PALANGKA RAYA – Sektor pertanian tetap menjadi tulang punggung perekonomian Provinsi Kalimantan Tengah, dengan lebih dari sepertiga penduduk menggantungkan hidup pada sektor ini. Salah satu subsektor yang memberikan kontribusi signifikan adalah perkebunan kelapa sawit, terutama melalui produksi Crude Palm Oil (CPO).

Badan Pusat Statistik (BPS) Provinsi Kalimantan Tengah mencatat perekonomian daerah ini tumbuh sebesar 4,99 persen pada triwulan II, dengan pertanian dan ekspor sebagai penyumbang terbesar.

Kepala BPS Kalteng, Agnes Widiastuti, S.Si., M.E., dalam rilis resmi, menyampaikan bahwa subsektor perkebunan kelapa sawit memiliki peran dominan dalam menopang laju pertumbuhan ekonomi. Faktor penunjang utamanya meliputi peremajaan tanaman sawit yang meningkatkan produktivitas, serta penguatan industri pengolahan berbasis hilirisasi CPO.

“Salah satunya kan di pertanian ya, kita pertanian itu di perkebunan tumbuh positif karena memang ada peremajaan tanaman sawit. Kemudian juga dari sektor ternak mengalami peningkatan produksi. Dari industri pengolahan juga naik karena CPO itu diolah lagi sampai dengan packaging-nya dijual, hal ini turut menyebabkan pertumbuhan ekonomi di Kalteng,” ujarnya, Selasa.

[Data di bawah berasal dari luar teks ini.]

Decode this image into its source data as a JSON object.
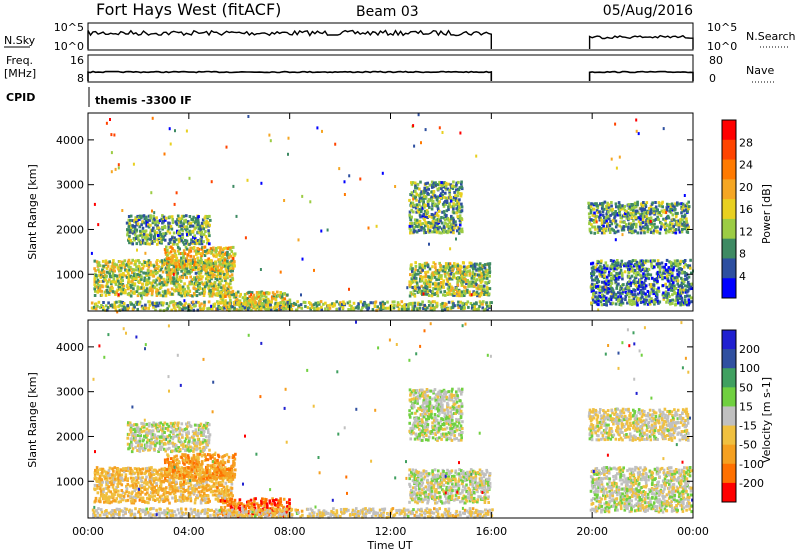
{
  "header": {
    "radar_title": "Fort Hays West (fitACF)",
    "beam": "Beam 03",
    "date": "05/Aug/2016"
  },
  "status_panel": {
    "nsky_label": "N.Sky",
    "nsky_ticks": [
      "10^5",
      "10^0"
    ],
    "nsearch_label": "N.Search",
    "nsearch_ticks": [
      "10^5",
      "10^0"
    ],
    "freq_label_1": "Freq.",
    "freq_label_2": "[MHz]",
    "freq_ticks": [
      "16",
      "8"
    ],
    "nave_label": "Nave",
    "nave_ticks": [
      "80",
      "0"
    ],
    "cpid_label": "CPID",
    "cpid_value": "themis -3300 IF"
  },
  "colors": {
    "power_scale": [
      "#0000ff",
      "#2d4fa0",
      "#3e8a63",
      "#9ccc44",
      "#e8d020",
      "#f5a623",
      "#ff7a00",
      "#ff4400",
      "#ff0000"
    ],
    "velocity_scale": [
      "#2020d0",
      "#3050a0",
      "#40a060",
      "#70d040",
      "#c0c0c0",
      "#f0c040",
      "#f5a020",
      "#ff7000",
      "#ff0000"
    ]
  },
  "chart_data": [
    {
      "type": "heatmap",
      "name": "power",
      "ylabel": "Slant Range [km]",
      "yticks": [
        "4000",
        "3000",
        "2000",
        "1000"
      ],
      "ylim": [
        180,
        4600
      ],
      "xlim": [
        0,
        24
      ],
      "colorbar_label": "Power [dB]",
      "colorbar_ticks": [
        "28",
        "24",
        "20",
        "16",
        "12",
        "8",
        "4"
      ],
      "colorbar_range": [
        0,
        32
      ],
      "regions": [
        {
          "t0": 0.2,
          "t1": 5.7,
          "r0": 500,
          "r1": 1300,
          "v": 14
        },
        {
          "t0": 3.0,
          "t1": 5.8,
          "r0": 1050,
          "r1": 1600,
          "v": 16
        },
        {
          "t0": 1.5,
          "t1": 4.8,
          "r0": 1650,
          "r1": 2300,
          "v": 10
        },
        {
          "t0": 5.2,
          "t1": 8.0,
          "r0": 200,
          "r1": 600,
          "v": 15
        },
        {
          "t0": 0.1,
          "t1": 16.0,
          "r0": 180,
          "r1": 380,
          "v": 12
        },
        {
          "t0": 12.7,
          "t1": 15.9,
          "r0": 500,
          "r1": 1250,
          "v": 13
        },
        {
          "t0": 12.7,
          "t1": 14.8,
          "r0": 1900,
          "r1": 3050,
          "v": 10
        },
        {
          "t0": 19.9,
          "t1": 23.9,
          "r0": 300,
          "r1": 1300,
          "v": 8
        },
        {
          "t0": 19.8,
          "t1": 23.8,
          "r0": 1900,
          "r1": 2600,
          "v": 10
        }
      ]
    },
    {
      "type": "heatmap",
      "name": "velocity",
      "ylabel": "Slant Range [km]",
      "yticks": [
        "4000",
        "3000",
        "2000",
        "1000"
      ],
      "ylim": [
        180,
        4600
      ],
      "xlim": [
        0,
        24
      ],
      "xticks": [
        "00:00",
        "04:00",
        "08:00",
        "12:00",
        "16:00",
        "20:00",
        "00:00"
      ],
      "xlabel": "Time UT",
      "colorbar_label": "Velocity [m s-1]",
      "colorbar_ticks": [
        "200",
        "100",
        "50",
        "15",
        "-15",
        "-50",
        "-100",
        "-200"
      ],
      "colorbar_range": [
        -250,
        250
      ],
      "regions": [
        {
          "t0": 0.2,
          "t1": 5.7,
          "r0": 500,
          "r1": 1300,
          "v": -70
        },
        {
          "t0": 3.0,
          "t1": 5.8,
          "r0": 1050,
          "r1": 1600,
          "v": -120
        },
        {
          "t0": 1.5,
          "t1": 4.8,
          "r0": 1650,
          "r1": 2300,
          "v": 0
        },
        {
          "t0": 5.2,
          "t1": 8.0,
          "r0": 200,
          "r1": 600,
          "v": -170
        },
        {
          "t0": 0.1,
          "t1": 16.0,
          "r0": 180,
          "r1": 380,
          "v": -30
        },
        {
          "t0": 12.7,
          "t1": 15.9,
          "r0": 500,
          "r1": 1250,
          "v": 0
        },
        {
          "t0": 12.7,
          "t1": 14.8,
          "r0": 1900,
          "r1": 3050,
          "v": 10
        },
        {
          "t0": 19.9,
          "t1": 23.9,
          "r0": 300,
          "r1": 1300,
          "v": 0
        },
        {
          "t0": 19.8,
          "t1": 23.8,
          "r0": 1900,
          "r1": 2600,
          "v": -20
        }
      ]
    }
  ]
}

Dari sisi pengeluaran, komponen ekspor barang dan jasa menjadi yang tumbuh tertinggi, mencapai 7,40 persen. Pertumbuhan ini memperlihatkan kuatnya permintaan pasar luar negeri terhadap komoditas unggulan Kalteng, termasuk produk turunan CPO.

Hilirisasi industri sawit disebut sebagai salah satu pendorong utama peningkatan nilai tambah. Proses ini tidak hanya memperkuat daya saing ekspor, tetapi juga membuka peluang kerja baru di sektor industri pengolahan.

BPS Kalteng menilai capaian pertumbuhan ini sebagai sinyal positif bagi perekonomian daerah. Namun, tantangan seperti fluktuasi harga CPO global, isu keberlanjutan lingkungan, dan kebutuhan perbaikan infrastruktur penunjang distribusi tetap memerlukan perhatian serius.

Sektor pertanian, khususnya perkebunan kelapa sawit, diprediksi masih akan menjadi motor penggerak ekonomi Kalteng pada kuartal-kuartal berikutnya. Kombinasi antara peningkatan produktivitas, diversifikasi produk, dan penguatan pasar ekspor diyakini mampu menjaga momentum pertumbuhan di tengah dinamika ekonomi global.